To summarise on LCHF. Fat used to be our primary energy source. In the absence of carbs our liver will turn fats into ketones which are the body's alternative energy source besides glycogen. Carbs used to be an infrequent luxury; ripe fruits found and gorged upon. Our bodies learned to make use of carbs; they may even have made us a bit better at chasing those fatty animals that we like to eat, but is was the fat of those animals that powered us most of the time. Our Palaeolithic ancestors may have been short of some forms of nutrition but they were not short of energy.

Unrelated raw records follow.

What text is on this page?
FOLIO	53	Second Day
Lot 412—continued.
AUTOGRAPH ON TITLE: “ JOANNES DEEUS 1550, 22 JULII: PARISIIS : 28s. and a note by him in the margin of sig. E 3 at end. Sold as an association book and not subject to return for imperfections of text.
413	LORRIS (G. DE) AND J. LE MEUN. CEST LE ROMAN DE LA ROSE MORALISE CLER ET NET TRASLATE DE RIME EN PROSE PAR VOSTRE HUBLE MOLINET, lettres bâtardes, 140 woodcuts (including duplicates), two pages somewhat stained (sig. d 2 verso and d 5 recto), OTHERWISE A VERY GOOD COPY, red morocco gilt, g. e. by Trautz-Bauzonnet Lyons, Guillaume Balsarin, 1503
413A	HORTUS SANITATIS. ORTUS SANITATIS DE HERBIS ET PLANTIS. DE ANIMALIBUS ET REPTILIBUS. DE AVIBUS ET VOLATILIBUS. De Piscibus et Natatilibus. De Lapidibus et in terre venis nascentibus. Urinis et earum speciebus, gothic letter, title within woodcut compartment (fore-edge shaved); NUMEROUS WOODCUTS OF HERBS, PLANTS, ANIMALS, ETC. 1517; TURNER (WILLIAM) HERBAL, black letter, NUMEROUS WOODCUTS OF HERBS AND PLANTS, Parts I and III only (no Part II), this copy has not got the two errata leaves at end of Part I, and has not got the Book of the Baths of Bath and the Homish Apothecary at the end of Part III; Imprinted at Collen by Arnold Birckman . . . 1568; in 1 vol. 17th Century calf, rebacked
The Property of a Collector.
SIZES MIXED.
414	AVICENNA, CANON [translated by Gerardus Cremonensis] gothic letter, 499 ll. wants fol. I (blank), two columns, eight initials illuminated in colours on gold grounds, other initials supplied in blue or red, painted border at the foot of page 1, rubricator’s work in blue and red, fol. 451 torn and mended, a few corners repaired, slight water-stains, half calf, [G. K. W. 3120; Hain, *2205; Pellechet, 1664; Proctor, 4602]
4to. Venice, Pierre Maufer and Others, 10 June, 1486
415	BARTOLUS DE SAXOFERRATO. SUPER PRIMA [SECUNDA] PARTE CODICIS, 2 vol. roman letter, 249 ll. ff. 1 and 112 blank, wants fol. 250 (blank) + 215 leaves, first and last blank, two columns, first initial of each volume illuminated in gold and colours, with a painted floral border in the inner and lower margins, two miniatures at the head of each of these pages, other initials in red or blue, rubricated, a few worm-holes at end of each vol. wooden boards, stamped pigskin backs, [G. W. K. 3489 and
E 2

Our bodies do not tolerate carbohydrates very well. Feed them too much and we store it as fat. Some of us develop nasty diseases as a result. But remove the carbs from our diet (carefully mind) and hey! those diseases often go away. This is where Tim Noakes is such a superstar, along with Phinney and Volek. They are not just talking about LCHF diets; they are curing many ill people with them.
To my mind it is not the ability for folks like me to lead a healthier lifestyle and maybe beat an old PB that matters, it is the possibility that millions of people suffering diabetes and faced with a lifetime of drugs and pain might shake off those shackles and live a healthy and happy life.
I grew up in a world where carbs were king. I did not grow fat on them but my family were very active and we did not eat much sugar; many of my friends did get fat. Since I have worked and travelled around the world with my job I have seen the extent to which whole communities can become part of a culture where obesity has become the norm. I refer to this as the ‘Cakes in the Kitchen’ syndrome. We all know those cakes we bring in for a birthday treat are bad for us but for some reason unknown to anyone but Mr Kipling we do it every time.
In the time that I have been growing up there has been an epidemic of obesity, timed perfectly with an epidemic in the consumption of carbohydrates. Many people have suggested that the cause was a more sedentary lifestyle but that is only one part of the bigger picture - in fact there is recent research that suggests that we are just as active now as we were 30 years ago. If I ate all those ‘cakes in the kitchen’ at work then no amount of running would prevent me from being fatter than I am.It is only in the last few years that anyone has suggested that the problem might be due to carbohydrates; and many of these heretics have been burned at the cross of capitalism. But the proof is emerging fast; it is all around us in research papers, clinical results, hard evidence. And still big-pharma and big-food refuse to admit they are wrong. And governments refuse to admit they are wrong because they are sponsored and advised by big-pharma and big-food. But the foundations are crumbling and I hope that the tower of carbs will fall soon.